On this last note, Bella Hislop wrenched her thick torso a quarter-turn, which allowed her to gaze up into a huge loft that covered almost half the house at the north end. Several titters and much rustling ensued, and Marc could just make out in the gloom a row of dirty children's faces peering down with curiosity and trepidation.

“Mr. Hatch has been here, then?” Marc said.

“Indeed he has, the old crook. I damn near run him off the place.”

“He has wronged you somehow?” Marc said, unable to hide his surprise or his irritation.

Bella Hislop rose in her chair, lifting her heavy flesh into a posture of indignation and contempt, like an overweight marionette whose slack strings are suddenly jerked upwards with a singular flourish. Her voluminous dress went dangerously taut, threatening to burst. Her jowls quivered stiffly and her eyes blazed.

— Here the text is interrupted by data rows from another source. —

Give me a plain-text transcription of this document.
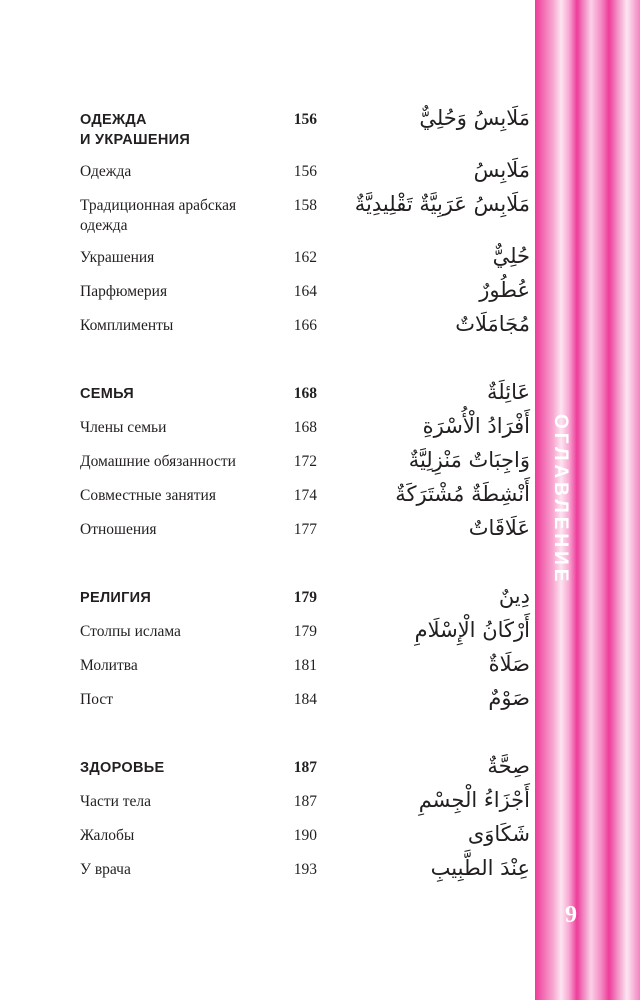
ОДЕЖДА
И УКРАШЕНИЯ
156	مَلَابِسُ وَحُلِيٌّ
Одежда	156	مَلَابِسُ
Традиционная арабская одежда
158 مَلَابِسُ عَرَبِيَّةٌ تَقْلِيدِيَّةٌ
Украшения	162	حُلِيٌّ
Парфюмерия	164	عُطُورٌ
Комплименты	166	مُجَامَلَاتٌ
СЕМЬЯ	168	عَائِلَةٌ
Члены семьи	168	أَفْرَادُ الْأُسْرَةِ
Домашние обязанности	172	وَاجِبَاتٌ مَنْزِلِيَّةٌ
Совместные занятия	174	أَنْشِطَةٌ مُشْتَرَكَةٌ
Отношения	177	عَلَاقَاتٌ
РЕЛИГИЯ	179	دِينٌ
Столпы ислама	179	أَرْكَانُ الْإِسْلَامِ
Молитва	181	صَلَاةٌ
Пост	184	صَوْمٌ
ЗДОРОВЬЕ	187	صِحَّةٌ
Части тела	187	أَجْزَاءُ الْجِسْمِ
Жалобы	190	شَكَاوَى
У врача	193	عِنْدَ الطَّبِيبِ
ОГЛАВЛЕНИЕ
9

“He merely swindled my husband outta twenty barrels of flour, that's all. And us with eight mouths to feed and me still teat-feedin' the young'un. ‘Full of chaff and tares,' the bastard says to Orville, right in front of half the neighbourhood. That's all he's got to say for comin' up twenty barrels short on our millin', our whole summer's harvest. Well, we
got our pride if we got nothin' else. My Orville just turns and walks away, real dignified, like the gentleman he was brung up to be.”

“I'm sure the miller is not a man to cheat his customers,” Marc said.

Bella gave him a withering look, then abruptly relaxed, her flesh and bones sagging thankfully back to their accustomed position. She emitted a thunderous chuckle. “You are a young man. You know little of the ways of the world and its thousand iniquities. All millers are cheats and mountebanks. If they were honest men, they would till the soil themselves instead of feedin' off the sweat of their fellows. And what redress have we got anyways? You think my sweet Orville—as honest as Esau, as upright as Solomon—can trot along cap in hand to the constable to swear out a complaint?” She burst out laughing. “Is that bugger Hatch gonna arrest himself?”